Calculating Molar Mass of an Unknown Gas from Effusion Rate

[Lilly]

effusion rates...please help!

Could someone please explain to me how to do this question...
The rate of effusion of a particular gas was measured to be 24.0 mL/min. Under the same conditions the rate of effusion of pure methane gas, (CH4) is 47.8 mL/min. What is the molar mass of the unknown gas?

 

[chem_tr]

Effusion rates are indirectly proportional with the molar mass; if the molecule is bigger, it can't move fast. So the particular gas has a greater molar mass.

Calculate methane's molar mass by taking C:12, and H:1 grams/mol, and find the unknown gas' molar mass.

Regards,
chem_tr

 

[ravenprp]

Sure, I'd be happy to help with this question! To calculate the molar mass of the unknown gas, we can use Graham's Law of Effusion. This law states that the rate of effusion of a gas is inversely proportional to the square root of its molar mass. In other words, the lighter the gas, the faster it will effuse (or escape) through a small opening.

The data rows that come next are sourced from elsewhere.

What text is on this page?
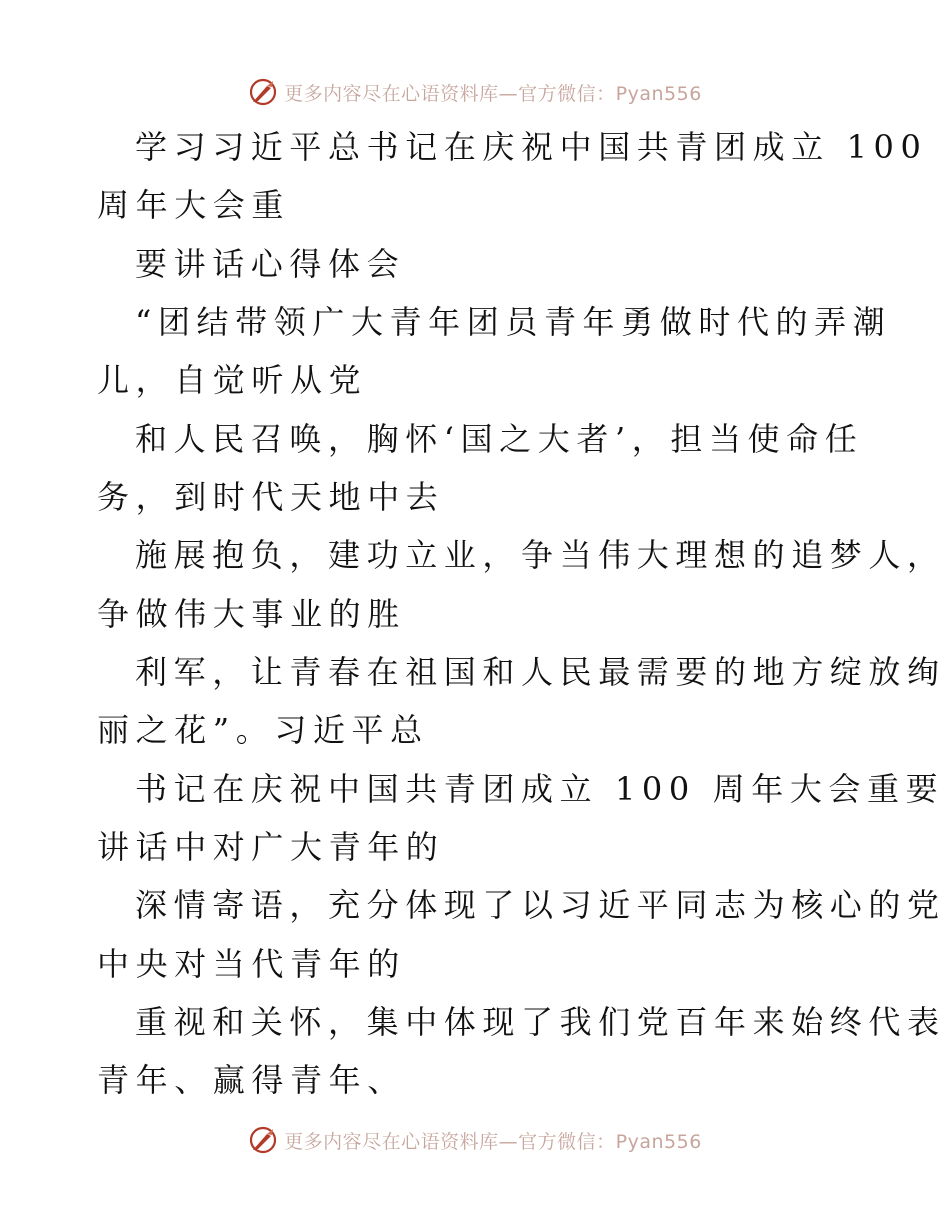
更多内容尽在心语资料库—官方微信：Pyan556
学习习近平总书记在庆祝中国共青团成立 100
周年大会重
要讲话心得体会
“团结带领广大青年团员青年勇做时代的弄潮
儿，自觉听从党
和人民召唤，胸怀‘国之大者’，担当使命任
务，到时代天地中去
施展抱负，建功立业，争当伟大理想的追梦人，
争做伟大事业的胜
利军，让青春在祖国和人民最需要的地方绽放绚
丽之花”。习近平总
书记在庆祝中国共青团成立 100 周年大会重要
讲话中对广大青年的
深情寄语，充分体现了以习近平同志为核心的党
中央对当代青年的
重视和关怀，集中体现了我们党百年来始终代表
青年、赢得青年、
更多内容尽在心语资料库—官方微信：Pyan556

To apply this law to the given problem, we can set up a ratio of the unknown gas's effusion rate (24.0 mL/min) to the known methane gas's effusion rate (47.8 mL/min). This can be written as:

24.0 mL/min ÷ 47.8 mL/min = √(molar mass of unknown gas) ÷ √(molar mass of methane gas)

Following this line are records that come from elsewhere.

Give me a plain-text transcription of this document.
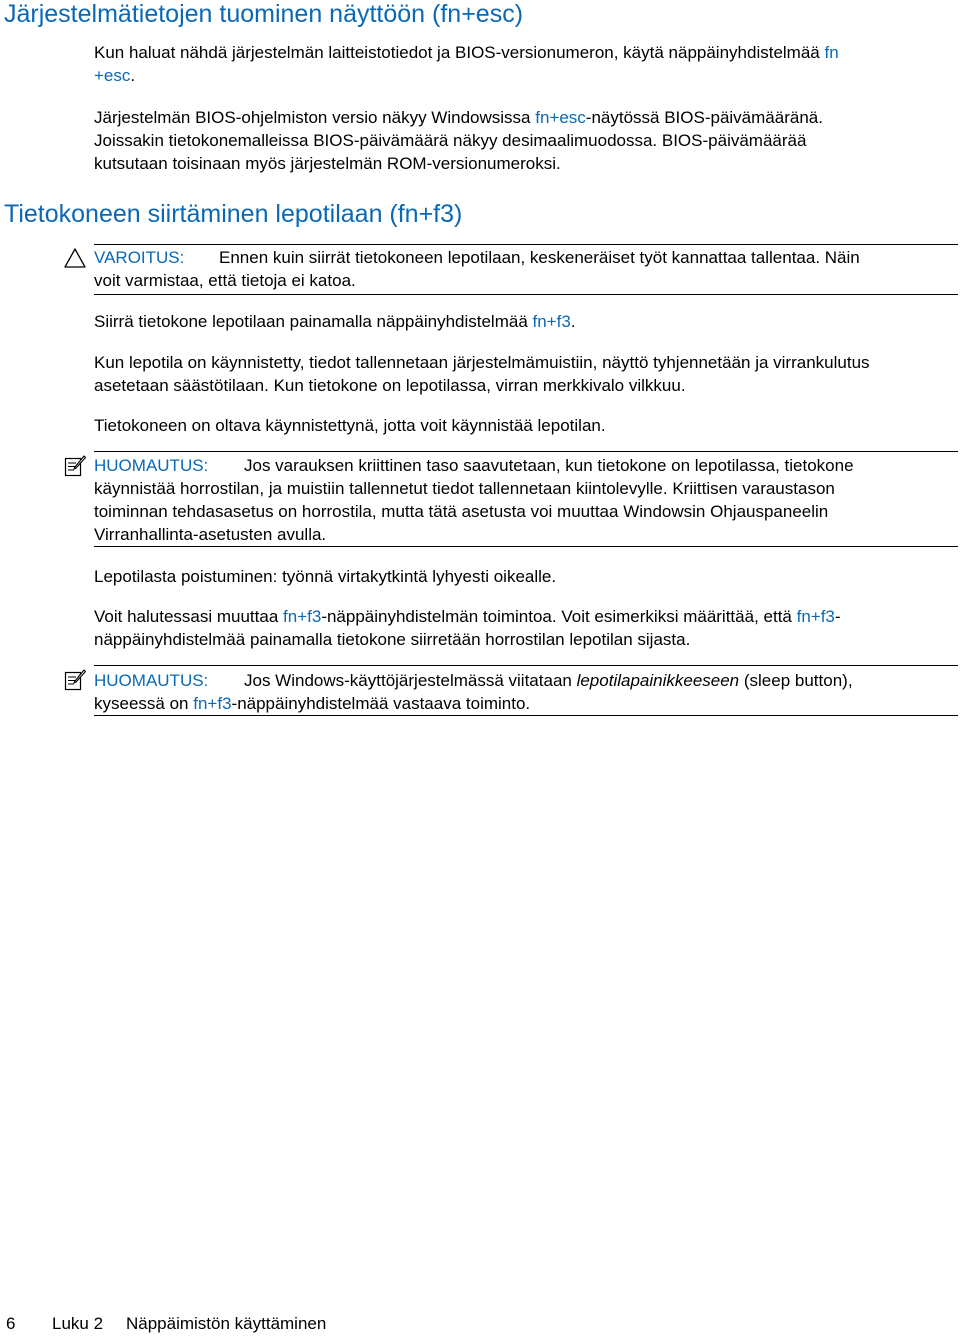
Järjestelmätietojen tuominen näyttöön (fn+esc)

Kun haluat nähdä järjestelmän laitteistotiedot ja BIOS-versionumeron, käytä näppäinyhdistelmää fn
+esc.

Järjestelmän BIOS-ohjelmiston versio näkyy Windowsissa fn+esc-näytössä BIOS-päivämääränä.
Joissakin tietokonemalleissa BIOS-päivämäärä näkyy desimaalimuodossa. BIOS-päivämäärää
kutsutaan toisinaan myös järjestelmän ROM-versionumeroksi.

Tietokoneen siirtäminen lepotilaan (fn+f3)

VAROITUS: Ennen kuin siirrät tietokoneen lepotilaan, keskeneräiset työt kannattaa tallentaa. Näin
voit varmistaa, että tietoja ei katoa.

Siirrä tietokone lepotilaan painamalla näppäinyhdistelmää fn+f3.

Kun lepotila on käynnistetty, tiedot tallennetaan järjestelmämuistiin, näyttö tyhjennetään ja virrankulutus
asetetaan säästötilaan. Kun tietokone on lepotilassa, virran merkkivalo vilkkuu.

Tietokoneen on oltava käynnistettynä, jotta voit käynnistää lepotilan.

HUOMAUTUS: Jos varauksen kriittinen taso saavutetaan, kun tietokone on lepotilassa, tietokone
käynnistää horrostilan, ja muistiin tallennetut tiedot tallennetaan kiintolevylle. Kriittisen varaustason
toiminnan tehdasasetus on horrostila, mutta tätä asetusta voi muuttaa Windowsin Ohjauspaneelin
Virranhallinta-asetusten avulla.

Lepotilasta poistuminen: työnnä virtakytkintä lyhyesti oikealle.

Voit halutessasi muuttaa fn+f3-näppäinyhdistelmän toimintoa. Voit esimerkiksi määrittää, että fn+f3-
näppäinyhdistelmää painamalla tietokone siirretään horrostilan lepotilan sijasta.

HUOMAUTUS: Jos Windows-käyttöjärjestelmässä viitataan lepotilapainikkeeseen (sleep button),
kyseessä on fn+f3-näppäinyhdistelmää vastaava toiminto.

6 Luku 2 Näppäimistön käyttäminen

Simplifying this ratio, we get:

0.5021 = √(molar mass of unknown gas) ÷ √(16.04 g/mol)

To solve for the molar mass of the unknown gas, we can cross-multiply and square both sides of the equation:

0.5021 x √(16.04 g/mol) = √(molar mass of unknown gas)

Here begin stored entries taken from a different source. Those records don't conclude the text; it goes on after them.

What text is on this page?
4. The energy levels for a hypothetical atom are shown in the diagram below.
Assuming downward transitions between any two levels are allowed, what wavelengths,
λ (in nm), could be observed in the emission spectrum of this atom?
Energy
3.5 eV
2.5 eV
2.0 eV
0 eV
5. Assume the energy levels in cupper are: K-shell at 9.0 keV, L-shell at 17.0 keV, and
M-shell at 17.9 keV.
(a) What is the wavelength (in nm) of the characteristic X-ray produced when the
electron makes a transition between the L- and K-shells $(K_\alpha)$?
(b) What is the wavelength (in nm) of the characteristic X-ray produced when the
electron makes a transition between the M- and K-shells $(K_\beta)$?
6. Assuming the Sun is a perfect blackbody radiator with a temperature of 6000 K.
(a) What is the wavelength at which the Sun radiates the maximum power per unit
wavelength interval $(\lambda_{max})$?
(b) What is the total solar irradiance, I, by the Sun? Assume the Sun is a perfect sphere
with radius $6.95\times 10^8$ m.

Squaring both sides, we get:

0.5021^2 x 16.04 g/mol = molar mass of unknown gas

Solving for the molar mass, we get:

molar mass of unknown gas = 4.04 g/mol

Therefore, the molar mass of the unknown gas is approximately 4.04 g/mol. Keep in mind that this is just an estimation since we are using the effusion rate instead of the actual mass of the gas. I hope this helps! Let me know if you have any further questions.